Good morning, dear readers. As you know, I am currently working on a biography of James Alexander Hamilton, lifelong New York resident and pretty fantastic guy. So, today, I'm excited to welcome a guest who is sharing a bit of New York history with us. Have you ever wondered how Long Island became a famous destination for summer vacationers? Inez Foster is here to tell us!
How Long Island became a Summer Destination
Guest Post by I.M. Foster
By the later part of the nineteenth century, Manhattan had grown into a major metropolitan center and financial hub. Wealthy gentlemen liked to be in the thick of the business world, while their socialite wives enjoyed the cultural aspects of big city life. For the middle class, it was seen as the place to rise up the ladder and meet influential people, maybe even marry well. As for the poor, in many cases, they could afford to go nowhere else.
As the population of Manhattan grew, however, the wealthy and middle class sought to build their homes away from the crowded streets, in a more serene environment. They began to move their families further and further uptown and across the river to the City of Brooklyn, settling in residential neighborhoods like Park Slope The poor, too, hoped to escape the close quarters of downtown Manhattan, and many an Irishman, Italian, or German crossed the river to places like Greenpoint and Williamsburg. By 1898, Manhattan had annexed the Bronx and Staten Island and consolidated with the City of Brooklyn and half of Queens County, both of which were on Long Island, becoming the five boroughs of Greater New York.
This gradual migration created a demand for better transportation. After all, men still had to frequent downtown to do business and their wives continued to enjoy the shopping and cultural entertainment the busy streets of Manhattan had to offer. As a result, around 1878, the first el train was erected in Manhattan, eventually crossing over to Brooklyn, and thus affording residents of the outlying areas the best of both worlds.
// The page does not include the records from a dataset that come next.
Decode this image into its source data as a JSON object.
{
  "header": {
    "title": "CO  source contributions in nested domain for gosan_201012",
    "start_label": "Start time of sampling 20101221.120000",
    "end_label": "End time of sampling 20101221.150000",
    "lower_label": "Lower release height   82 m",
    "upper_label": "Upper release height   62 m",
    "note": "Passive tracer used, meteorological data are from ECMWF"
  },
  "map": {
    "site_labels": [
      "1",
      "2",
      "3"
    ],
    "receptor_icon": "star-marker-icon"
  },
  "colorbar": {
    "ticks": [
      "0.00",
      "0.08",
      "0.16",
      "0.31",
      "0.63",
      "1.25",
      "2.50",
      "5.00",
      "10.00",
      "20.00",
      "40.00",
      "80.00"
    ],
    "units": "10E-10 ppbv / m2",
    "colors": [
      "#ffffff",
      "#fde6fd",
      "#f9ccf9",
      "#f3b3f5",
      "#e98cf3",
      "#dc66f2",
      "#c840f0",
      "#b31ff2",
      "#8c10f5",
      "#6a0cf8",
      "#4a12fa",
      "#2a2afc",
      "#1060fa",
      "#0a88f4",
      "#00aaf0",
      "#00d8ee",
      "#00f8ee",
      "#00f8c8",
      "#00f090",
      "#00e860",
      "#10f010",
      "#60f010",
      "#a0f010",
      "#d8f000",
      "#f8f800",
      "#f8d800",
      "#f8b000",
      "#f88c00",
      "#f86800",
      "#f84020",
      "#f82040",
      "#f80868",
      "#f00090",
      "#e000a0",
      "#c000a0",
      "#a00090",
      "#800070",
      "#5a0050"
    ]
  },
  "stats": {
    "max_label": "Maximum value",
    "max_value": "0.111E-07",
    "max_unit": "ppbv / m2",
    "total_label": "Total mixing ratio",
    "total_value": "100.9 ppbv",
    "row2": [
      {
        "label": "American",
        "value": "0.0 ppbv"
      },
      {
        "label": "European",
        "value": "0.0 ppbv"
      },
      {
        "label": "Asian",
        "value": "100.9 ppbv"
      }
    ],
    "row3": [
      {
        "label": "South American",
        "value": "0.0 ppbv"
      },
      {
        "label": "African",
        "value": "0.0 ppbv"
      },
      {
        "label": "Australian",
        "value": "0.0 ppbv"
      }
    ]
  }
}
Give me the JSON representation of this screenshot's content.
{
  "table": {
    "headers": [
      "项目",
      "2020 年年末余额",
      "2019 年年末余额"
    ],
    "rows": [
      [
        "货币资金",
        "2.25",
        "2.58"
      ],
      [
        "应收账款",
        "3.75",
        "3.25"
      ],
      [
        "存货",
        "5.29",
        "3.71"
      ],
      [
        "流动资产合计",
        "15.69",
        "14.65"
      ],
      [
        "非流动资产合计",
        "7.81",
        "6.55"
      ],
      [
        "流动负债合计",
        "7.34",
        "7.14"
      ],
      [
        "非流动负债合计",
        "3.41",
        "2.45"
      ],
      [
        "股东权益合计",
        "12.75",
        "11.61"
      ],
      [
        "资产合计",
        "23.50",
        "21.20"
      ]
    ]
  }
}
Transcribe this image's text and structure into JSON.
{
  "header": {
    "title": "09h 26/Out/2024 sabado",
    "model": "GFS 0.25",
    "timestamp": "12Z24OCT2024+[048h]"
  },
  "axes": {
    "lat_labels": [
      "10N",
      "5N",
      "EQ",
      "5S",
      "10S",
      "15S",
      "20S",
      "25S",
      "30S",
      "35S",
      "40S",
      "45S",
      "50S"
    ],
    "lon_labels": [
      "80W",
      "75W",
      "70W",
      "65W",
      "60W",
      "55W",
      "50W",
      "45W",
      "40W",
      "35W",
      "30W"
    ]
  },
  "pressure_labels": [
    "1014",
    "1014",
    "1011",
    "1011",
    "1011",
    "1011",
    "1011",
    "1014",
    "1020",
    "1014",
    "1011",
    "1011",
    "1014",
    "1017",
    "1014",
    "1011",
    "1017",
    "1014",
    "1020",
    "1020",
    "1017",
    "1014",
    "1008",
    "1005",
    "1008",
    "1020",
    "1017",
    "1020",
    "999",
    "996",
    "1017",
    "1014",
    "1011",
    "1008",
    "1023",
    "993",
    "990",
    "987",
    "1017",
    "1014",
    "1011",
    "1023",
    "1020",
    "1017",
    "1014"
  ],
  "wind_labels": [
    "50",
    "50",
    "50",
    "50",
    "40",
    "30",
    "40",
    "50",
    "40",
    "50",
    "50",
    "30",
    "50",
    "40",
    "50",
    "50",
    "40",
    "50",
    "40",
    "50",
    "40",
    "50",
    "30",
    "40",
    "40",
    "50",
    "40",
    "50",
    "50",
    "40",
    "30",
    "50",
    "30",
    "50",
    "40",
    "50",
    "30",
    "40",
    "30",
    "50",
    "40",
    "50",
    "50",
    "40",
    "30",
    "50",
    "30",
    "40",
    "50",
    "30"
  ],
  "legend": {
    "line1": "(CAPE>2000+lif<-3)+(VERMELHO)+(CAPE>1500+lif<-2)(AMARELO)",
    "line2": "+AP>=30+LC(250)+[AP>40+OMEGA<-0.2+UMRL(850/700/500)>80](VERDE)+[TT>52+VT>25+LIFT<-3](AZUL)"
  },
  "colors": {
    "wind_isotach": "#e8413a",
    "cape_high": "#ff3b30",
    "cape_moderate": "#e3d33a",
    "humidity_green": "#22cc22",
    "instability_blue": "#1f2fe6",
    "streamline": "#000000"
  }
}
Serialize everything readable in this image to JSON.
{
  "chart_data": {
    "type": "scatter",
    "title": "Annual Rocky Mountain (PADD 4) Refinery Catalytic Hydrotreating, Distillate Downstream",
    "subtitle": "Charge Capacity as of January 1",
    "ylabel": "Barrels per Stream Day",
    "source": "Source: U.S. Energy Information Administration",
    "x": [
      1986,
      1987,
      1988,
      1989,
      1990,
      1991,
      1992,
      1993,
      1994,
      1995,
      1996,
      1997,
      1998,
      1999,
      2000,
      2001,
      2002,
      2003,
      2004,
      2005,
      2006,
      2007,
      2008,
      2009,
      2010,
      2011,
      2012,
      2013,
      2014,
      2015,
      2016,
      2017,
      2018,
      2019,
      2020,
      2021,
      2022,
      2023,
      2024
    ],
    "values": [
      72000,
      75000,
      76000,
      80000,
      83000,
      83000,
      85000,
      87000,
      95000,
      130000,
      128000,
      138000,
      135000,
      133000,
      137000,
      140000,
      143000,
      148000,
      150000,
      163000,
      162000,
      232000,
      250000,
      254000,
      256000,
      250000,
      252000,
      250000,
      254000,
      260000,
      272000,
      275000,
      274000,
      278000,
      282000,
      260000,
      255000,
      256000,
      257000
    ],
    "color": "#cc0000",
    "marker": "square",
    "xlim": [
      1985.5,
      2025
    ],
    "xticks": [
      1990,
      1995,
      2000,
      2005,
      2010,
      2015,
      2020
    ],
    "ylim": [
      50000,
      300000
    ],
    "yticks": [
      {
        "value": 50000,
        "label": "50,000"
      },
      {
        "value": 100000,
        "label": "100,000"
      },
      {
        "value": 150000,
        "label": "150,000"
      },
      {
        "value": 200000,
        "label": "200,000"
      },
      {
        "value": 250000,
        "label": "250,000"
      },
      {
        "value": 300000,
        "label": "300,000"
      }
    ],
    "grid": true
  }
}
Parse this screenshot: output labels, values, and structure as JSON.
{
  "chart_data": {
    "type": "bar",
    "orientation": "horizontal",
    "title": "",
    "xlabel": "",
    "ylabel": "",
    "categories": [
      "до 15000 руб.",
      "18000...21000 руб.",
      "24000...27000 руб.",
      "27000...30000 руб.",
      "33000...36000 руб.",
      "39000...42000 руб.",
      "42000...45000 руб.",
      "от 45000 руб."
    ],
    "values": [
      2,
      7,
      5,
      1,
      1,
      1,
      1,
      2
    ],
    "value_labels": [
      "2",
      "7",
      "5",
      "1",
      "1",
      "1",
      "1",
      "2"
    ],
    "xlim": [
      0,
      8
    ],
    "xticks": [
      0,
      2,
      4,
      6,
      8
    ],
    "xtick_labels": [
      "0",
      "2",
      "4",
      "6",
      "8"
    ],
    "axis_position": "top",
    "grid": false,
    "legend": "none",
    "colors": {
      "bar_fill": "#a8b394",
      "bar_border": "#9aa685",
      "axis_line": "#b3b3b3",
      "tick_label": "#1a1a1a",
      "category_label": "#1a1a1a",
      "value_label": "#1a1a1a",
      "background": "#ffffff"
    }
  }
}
In addition, the mid-eighteen-sixties had seen the Long Island Railroad head east to Long Island, opening up a world that had yet to be explored by most city-dwellers: the wide-open spaces and beckoning shorelines of Nassau and Suffolk Counties. Populated mostly by farming communities, there were a few villages that became community hubs, Patchogue being one of them. It was known for the manufacturing of items such as lace and lumber, as well as for having, not one, but two, of its own department stores: Swezey and Newins and Hammond Mills. Best of all, it was away from the sweltering hot city streets, at least for part of the year.
Long Island offered a perfect playground for the rich and famous, many of whom built luxurious summer homes along both the north and the south shores. As the Railroad became more accessible, the opportunity was opened to middle-class and blue-collar workers as well. While they might not build grand homes, they could enjoy a day away from the grit and grime of the city, or maybe even a weekend. Soon large hotels and seaside cottages were being built to accommodate the rich and middle-class vacationers who came to enjoy the sun-drenched beaches. Patchogue was one of the villages along the south shore that served as a favorite destination. Hotels, boarding houses, and bungalows along the bay welcomed visitors from all economic backgrounds and became what author Hans Henke dubbed the Queen City of the South Shore.